Standing At The Gates of Hell

Je Suis Charlie? That all depends. Am I Charlie, a faceless Parisian joining with thousands of others along the Avenue des Champs-Élysées in candlelit vigil mourning a national tragedy? Or am I Charlie, a major newspaper like the New York Times having to carefully weigh my support of free speech – however rancor and callous that may be – against my potential complicity in unwittingly embracing and spurring additional tragedy? Either way, it’s no fun being Charlie.

Unless you have been hibernating through the cold of January or living under a rock you have some knowledge of the tragic events that unfolded in Paris on January 7th. At approximately 11:30 that morning two men armed with Kalashnikov rifles and other assault weapons entered the offices of Charlie Hebdo – a French satirical weekly newspaper – and slaughtered 12 individuals, including its popular yet controversial editor, Stéphane Charbonnier. The perpetrators were subsequently killed following a massive manhunt, as was their wont, being self-proclaimed Jihadists whose attack they claimed was vengeance for Hebdo’s cartoonish portrayal of the Prophet Muhammad.

Charlie Hebdo’s historical agenda of satire reflects an equal opportunity offensive. Charbonnier said two years earlier that, “we have to carry on until Islam has been rendered as banal as Catholicism." Anyone with a working familiarity of history will recall the Catholic church’s legacy is anything but banal. But whereas Christianity has by and large been secularly assimilated into a separation of church and state, radical elements of Islam seem increasingly intent on remaining more than a few centuries behind. Thus be to tyrants and zealots and their expedient interchangeability in the name of power and control.

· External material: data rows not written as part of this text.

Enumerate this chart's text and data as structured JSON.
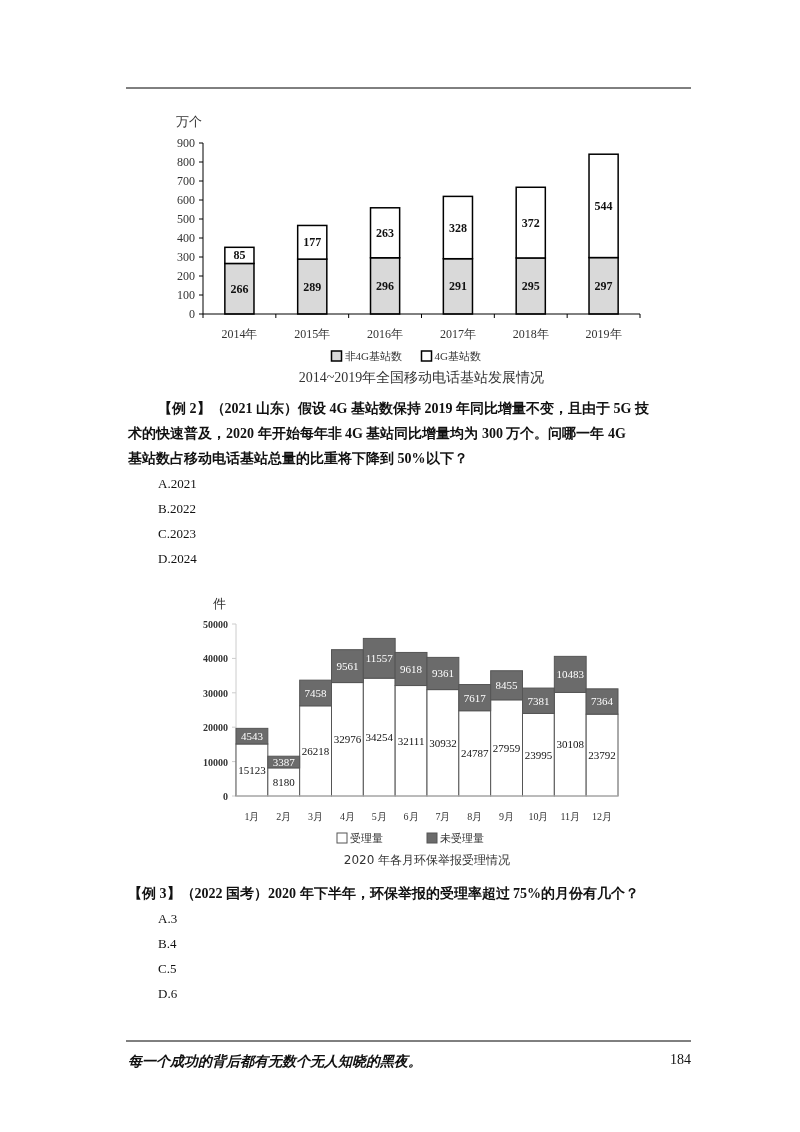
{
  "chart_data": [
    {
      "type": "bar",
      "title": "2014~2019年全国移动电话基站发展情况",
      "ylabel": "万个",
      "categories": [
        "2014年",
        "2015年",
        "2016年",
        "2017年",
        "2018年",
        "2019年"
      ],
      "stacked": true,
      "series": [
        {
          "name": "非4G基站数",
          "color": "#d9d9d9",
          "values": [
            266,
            289,
            296,
            291,
            295,
            297
          ]
        },
        {
          "name": "4G基站数",
          "color": "#ffffff",
          "values": [
            85,
            177,
            263,
            328,
            372,
            544
          ]
        }
      ],
      "ylim": [
        0,
        900
      ],
      "yticks": [
        0,
        100,
        200,
        300,
        400,
        500,
        600,
        700,
        800,
        900
      ],
      "data_labels": true,
      "legend": "bottom",
      "annotations": [
        "【例 2】（2021 山东）假设 4G 基站数保持 2019 年同比增量不变，且由于 5G 技术的快速普及，2020 年开始每年非 4G 基站同比增量均为 300 万个。问哪一年 4G 基站数占移动电话基站总量的比重将下降到 50%以下？",
        "A.2021",
        "B.2022",
        "C.2023",
        "D.2024"
      ]
    },
    {
      "type": "bar",
      "title": "2020 年各月环保举报受理情况",
      "ylabel": "件",
      "categories": [
        "1月",
        "2月",
        "3月",
        "4月",
        "5月",
        "6月",
        "7月",
        "8月",
        "9月",
        "10月",
        "11月",
        "12月"
      ],
      "stacked": true,
      "series": [
        {
          "name": "受理量",
          "color": "#ffffff",
          "values": [
            15123,
            8180,
            26218,
            32976,
            34254,
            32111,
            30932,
            24787,
            27959,
            23995,
            30108,
            23792
          ]
        },
        {
          "name": "未受理量",
          "color": "#6b6b6b",
          "values": [
            4543,
            3387,
            7458,
            9561,
            11557,
            9618,
            9361,
            7617,
            8455,
            7381,
            10483,
            7364
          ]
        }
      ],
      "ylim": [
        0,
        50000
      ],
      "yticks": [
        0,
        10000,
        20000,
        30000,
        40000,
        50000
      ],
      "data_labels": true,
      "legend": "bottom",
      "annotations": [
        "【例 3】（2022 国考）2020 年下半年，环保举报的受理率超过 75%的月份有几个？",
        "A.3",
        "B.4",
        "C.5",
        "D.6",
        "每一个成功的背后都有无数个无人知晓的黑夜。",
        "184"
      ]
    }
  ]
}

In the aftermath of the events in Paris columnists, pundits and editorialists have taken to whatever venue will have them to let us all know who’s at fault, what could have been done to prevent it and what we absolutely, positively must do next to prevent further aggression. They write and speak with such authority that it truly is amazing they have either been silent up to now or just recently had the epiphany that will save us from the gates of hell.

The reality is there are so many different ways to theoretically and intellectually slice the myriad social and political challenges of extremism in the name of religion that even the Whitehouse is afraid to use the term, Radical Islam.  Obama ne résiste avec Charlie? If there is a war against that extremism who or what exactly are we fighting against? A religion? An idea? Criminals? A nation-state? The aforementioned experts believe it’s somewhere between one of those and all of the above. Brilliant, right?

All I know, or what I think I know in any event – if you’ve followed my blog, you know this is a substantial subject-matter departure – is that terrorism will never go away as long as it can have the effect desired by its perpetrators.  And I know that in the long run it will never achieve its desired purpose. Never has. What I believe is that terrorism or violence of any type in the name of a religion wanes in proportion to the ability of that religion’s followers to achieve prosperity and happiness.

And so eventually, the power and control held by the few under the guise of religious fundamentalism will crumble under the weight of the many who become educated and enlightened to how they have been manipulated for centuries into oppression and  subservience. We have seen this taking shape already, and electronic communications are helping to accelerate the process. In the meantime, I am afraid, there is going to be a lot more hell to pay no matter what course of action is chosen.